Either way, more influence over the outcome of media planning and buying accrues to publishers, which is why the maxim "advertising is sold, not bought" elbows its way to the front. Even now, despite arguments about infinite supplies of inventory, there's an argument afoot about supplier value. Publishers are whining because they feel pain. They will want advocates going forward.

This is an ominous thing facing provider-types in the middle of the chain for when the day comes to atone for value. The difference to them between now and $40 billion from now will be the difference that results from selling versus buying advertising.
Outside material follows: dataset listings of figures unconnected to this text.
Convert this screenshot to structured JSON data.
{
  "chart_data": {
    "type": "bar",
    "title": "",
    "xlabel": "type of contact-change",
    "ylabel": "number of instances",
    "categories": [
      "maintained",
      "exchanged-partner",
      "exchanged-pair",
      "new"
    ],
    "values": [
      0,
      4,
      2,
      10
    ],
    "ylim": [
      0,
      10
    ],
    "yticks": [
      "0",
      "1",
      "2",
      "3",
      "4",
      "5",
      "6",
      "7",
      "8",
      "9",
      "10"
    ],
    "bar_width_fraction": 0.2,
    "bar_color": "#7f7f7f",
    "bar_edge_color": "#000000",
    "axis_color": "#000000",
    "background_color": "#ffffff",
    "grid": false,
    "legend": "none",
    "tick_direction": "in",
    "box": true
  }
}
It will be about advocacy.

It is a sad fact that advocates for the poor have always had very little leverage in the world except moral leverage. Advocates for the rich, on the other hand, have always had commercial leverage, and a $80 billion market will undoubtedly create more leverage for the citizenry of the new media economy - the ones accountable for its upkeep and maintainance - which are its publishers.

Or not. The market could fail to grow. We could be done and dusted at $50 - $60 billion worldwide some day, in which case advertising explorers, acting on behalf of their brand customers, with nothing to report from the new media frontier but ad model chaos, may sail on to potentially more favorable places, such as easy-to-recognize interactive TV.

That's a disappointing prospect given all the potential online, which says that one way or another, advocacy matters. Value must get sold, advertising value included. And, ultimately, the value of the supply matters most, if not to everyone, at least to the suppliers.